Sons of Iraq graduate Iraqi Police training in Hawija

Release No: UNRELEASED May 16, 2008 PRINT | E-MAIL

TIKRIT, Iraq (May 16, 2008)  - More than three hundred former Sons of Iraq members are now Iraqi Policemen after successfully completing eight weeks of training at the Kirkuk Police Academy during a graduation ceremony May 15, in this northeastern province.

The ceremony was attended by Kirkuk City and provincial government officials and Iraqi Security Forces, alongside Coalitionforce leadership.

"The province has shown tremendous progress in the last year. Events like this prove we are taking the necessary steps to show the world this province will stand together to defeat terrorists and establish rule of law," Col. David Paschal, 1st Brigade, 10th Mountain Division told the graduating class.

All the IP graduates are residents of the district of Hawijah located approximately 60 miles southwest of Kirkuk City. This area was once considered ‘the Anbar of the north,’ where the region’s worst violence against civilians, Iraq Security Forces, and Coalition forces were formerly perpetrated by terrorists, with military records reporting 10 to 15 attacks daily against civilians, ISF and CF.
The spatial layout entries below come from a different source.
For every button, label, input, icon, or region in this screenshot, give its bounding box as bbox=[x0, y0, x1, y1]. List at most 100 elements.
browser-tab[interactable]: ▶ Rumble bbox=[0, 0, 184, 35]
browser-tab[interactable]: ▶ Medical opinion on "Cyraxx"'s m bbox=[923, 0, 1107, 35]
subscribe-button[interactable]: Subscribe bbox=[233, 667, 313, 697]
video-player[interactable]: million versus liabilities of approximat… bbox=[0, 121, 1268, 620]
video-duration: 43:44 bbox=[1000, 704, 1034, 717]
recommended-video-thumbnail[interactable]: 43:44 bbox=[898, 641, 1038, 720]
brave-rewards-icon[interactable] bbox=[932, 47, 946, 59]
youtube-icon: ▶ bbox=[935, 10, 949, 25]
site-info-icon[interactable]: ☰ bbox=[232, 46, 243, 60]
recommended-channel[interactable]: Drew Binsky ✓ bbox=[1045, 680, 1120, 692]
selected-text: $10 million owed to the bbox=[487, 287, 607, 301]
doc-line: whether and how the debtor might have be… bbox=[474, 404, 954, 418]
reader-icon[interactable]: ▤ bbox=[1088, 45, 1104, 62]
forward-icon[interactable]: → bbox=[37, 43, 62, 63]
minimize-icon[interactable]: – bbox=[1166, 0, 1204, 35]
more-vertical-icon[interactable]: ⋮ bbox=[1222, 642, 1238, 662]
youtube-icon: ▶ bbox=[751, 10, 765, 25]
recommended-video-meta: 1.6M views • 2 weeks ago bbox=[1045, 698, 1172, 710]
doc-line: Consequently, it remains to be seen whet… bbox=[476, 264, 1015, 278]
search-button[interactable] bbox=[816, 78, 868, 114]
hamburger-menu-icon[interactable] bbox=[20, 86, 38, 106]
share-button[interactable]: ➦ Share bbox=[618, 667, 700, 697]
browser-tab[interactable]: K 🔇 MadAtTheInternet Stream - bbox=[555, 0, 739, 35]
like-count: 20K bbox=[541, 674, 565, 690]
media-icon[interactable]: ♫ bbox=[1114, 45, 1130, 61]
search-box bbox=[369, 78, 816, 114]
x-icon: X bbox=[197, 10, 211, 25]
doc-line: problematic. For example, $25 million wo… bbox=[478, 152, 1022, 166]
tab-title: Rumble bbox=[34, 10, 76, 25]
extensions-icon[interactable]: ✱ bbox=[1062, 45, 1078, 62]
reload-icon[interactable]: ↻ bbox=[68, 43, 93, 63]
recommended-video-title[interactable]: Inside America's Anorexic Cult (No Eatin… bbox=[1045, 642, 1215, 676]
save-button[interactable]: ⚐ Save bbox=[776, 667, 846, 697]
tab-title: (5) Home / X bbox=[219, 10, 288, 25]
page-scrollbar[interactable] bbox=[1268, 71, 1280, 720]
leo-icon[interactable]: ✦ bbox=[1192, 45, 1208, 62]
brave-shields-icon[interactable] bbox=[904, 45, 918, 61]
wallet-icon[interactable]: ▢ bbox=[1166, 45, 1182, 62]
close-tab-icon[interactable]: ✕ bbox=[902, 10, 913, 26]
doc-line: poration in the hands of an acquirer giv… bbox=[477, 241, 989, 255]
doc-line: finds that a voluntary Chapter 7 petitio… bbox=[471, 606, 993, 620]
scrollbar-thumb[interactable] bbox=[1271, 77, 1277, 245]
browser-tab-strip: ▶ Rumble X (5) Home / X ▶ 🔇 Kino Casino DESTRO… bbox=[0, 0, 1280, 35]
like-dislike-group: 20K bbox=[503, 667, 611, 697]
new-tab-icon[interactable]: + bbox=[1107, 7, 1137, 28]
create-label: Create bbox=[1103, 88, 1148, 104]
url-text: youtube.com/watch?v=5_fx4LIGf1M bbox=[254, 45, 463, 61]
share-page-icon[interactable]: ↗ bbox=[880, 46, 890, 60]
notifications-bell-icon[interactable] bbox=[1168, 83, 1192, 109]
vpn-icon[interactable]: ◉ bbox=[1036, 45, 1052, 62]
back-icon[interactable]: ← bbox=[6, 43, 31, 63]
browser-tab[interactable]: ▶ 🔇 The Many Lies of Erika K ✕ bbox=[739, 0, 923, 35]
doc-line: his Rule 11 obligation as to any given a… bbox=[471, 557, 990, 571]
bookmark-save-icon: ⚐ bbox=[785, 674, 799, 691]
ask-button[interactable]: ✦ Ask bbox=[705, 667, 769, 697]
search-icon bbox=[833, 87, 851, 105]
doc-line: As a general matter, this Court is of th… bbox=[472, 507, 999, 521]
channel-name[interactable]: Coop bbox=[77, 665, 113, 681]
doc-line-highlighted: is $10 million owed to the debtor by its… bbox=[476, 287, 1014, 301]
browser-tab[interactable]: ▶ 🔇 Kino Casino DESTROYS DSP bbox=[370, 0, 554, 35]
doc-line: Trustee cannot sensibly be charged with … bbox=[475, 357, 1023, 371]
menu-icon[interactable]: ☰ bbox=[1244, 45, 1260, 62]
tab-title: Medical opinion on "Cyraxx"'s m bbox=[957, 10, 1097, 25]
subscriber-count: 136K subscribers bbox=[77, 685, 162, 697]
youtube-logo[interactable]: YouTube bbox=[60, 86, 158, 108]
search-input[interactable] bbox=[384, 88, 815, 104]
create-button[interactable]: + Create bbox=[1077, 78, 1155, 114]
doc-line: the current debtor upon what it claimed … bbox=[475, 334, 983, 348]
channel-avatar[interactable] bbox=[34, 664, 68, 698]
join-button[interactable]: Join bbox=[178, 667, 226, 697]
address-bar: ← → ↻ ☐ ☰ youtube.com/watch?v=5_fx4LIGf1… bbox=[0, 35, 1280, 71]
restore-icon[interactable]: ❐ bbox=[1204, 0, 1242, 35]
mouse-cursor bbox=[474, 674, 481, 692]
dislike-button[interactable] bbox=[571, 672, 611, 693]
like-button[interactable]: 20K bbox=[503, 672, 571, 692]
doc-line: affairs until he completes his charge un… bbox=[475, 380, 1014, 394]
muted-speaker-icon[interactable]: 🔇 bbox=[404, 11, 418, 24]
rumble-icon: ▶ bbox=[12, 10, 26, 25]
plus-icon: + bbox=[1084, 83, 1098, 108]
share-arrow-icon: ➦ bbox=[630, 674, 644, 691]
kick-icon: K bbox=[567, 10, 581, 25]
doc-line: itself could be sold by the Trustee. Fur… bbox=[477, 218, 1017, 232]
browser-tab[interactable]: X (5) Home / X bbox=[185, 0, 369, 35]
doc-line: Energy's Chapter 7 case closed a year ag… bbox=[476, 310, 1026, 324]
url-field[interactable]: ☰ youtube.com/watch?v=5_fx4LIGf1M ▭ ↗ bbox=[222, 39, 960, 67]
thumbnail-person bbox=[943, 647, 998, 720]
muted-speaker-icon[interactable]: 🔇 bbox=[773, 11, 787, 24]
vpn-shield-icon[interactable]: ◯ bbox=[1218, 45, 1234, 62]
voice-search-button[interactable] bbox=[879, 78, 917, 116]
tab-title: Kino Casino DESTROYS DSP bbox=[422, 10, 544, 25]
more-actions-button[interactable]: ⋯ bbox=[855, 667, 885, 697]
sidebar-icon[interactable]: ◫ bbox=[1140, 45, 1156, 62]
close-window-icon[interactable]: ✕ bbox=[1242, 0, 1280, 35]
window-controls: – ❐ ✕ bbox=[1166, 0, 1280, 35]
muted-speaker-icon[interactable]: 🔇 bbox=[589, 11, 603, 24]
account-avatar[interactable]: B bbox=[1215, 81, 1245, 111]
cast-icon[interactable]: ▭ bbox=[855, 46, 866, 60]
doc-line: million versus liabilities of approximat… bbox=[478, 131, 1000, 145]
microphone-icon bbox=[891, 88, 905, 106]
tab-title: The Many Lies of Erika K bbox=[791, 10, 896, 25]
"This is a great day," Badri, 22, said. "I am so grateful to the Coalition forces and Lt. Col. Vanek who gave us an opportunity to join our Iraqi Security Forces and serve our country and our people."

Lt. Col. Christopher Vanek is the commander of the 1st Battalion, 87th Infantry Regiment whose area of operation covers the Hawijah District, which has an SOI program with more than 7,500 members.

The new recruits will be returning to fill IP vacancies within the Hawijah District, therefore, filling a critical need for police there. For many, this milestone is the direct result of the security gains in the region, specifically in Hawijah, which has seen over an 80 percent drop in violent attacks against its citizens and their security forces, including the CF, since December’s inception of the SOI program there, according to Paschal.

"I was once a farmer unable to earn enough to feed my family. I had no choices," Ghafli, 29, said. "I will now return home with my head held high with a job and in an IP uniform."

The proud and confident attitude of ‘wearing the IP uniform in public’ is also a sign, to the majority of the ‘Hawijah 400’ who were interviewed, that better days await them.

"I would never have considered becoming an IP a year ago," Badri, 22, said.

"And if we did," Ghafli added. "We would never wear the uniform. It was a mark of death."

As to how the predominantly Sunni-Arab graduating class felt about their multi-ethnic environment at the academy, whose instructors are comprised of Kurdish, Turkman, Christian, and Arab ethnicities.

"We took an oath to serve and protect Iraqis. That is what we are and it is our responsibility to uphold the rule of law - what you are does not matter," Monir, 28, said. "We are all brothers."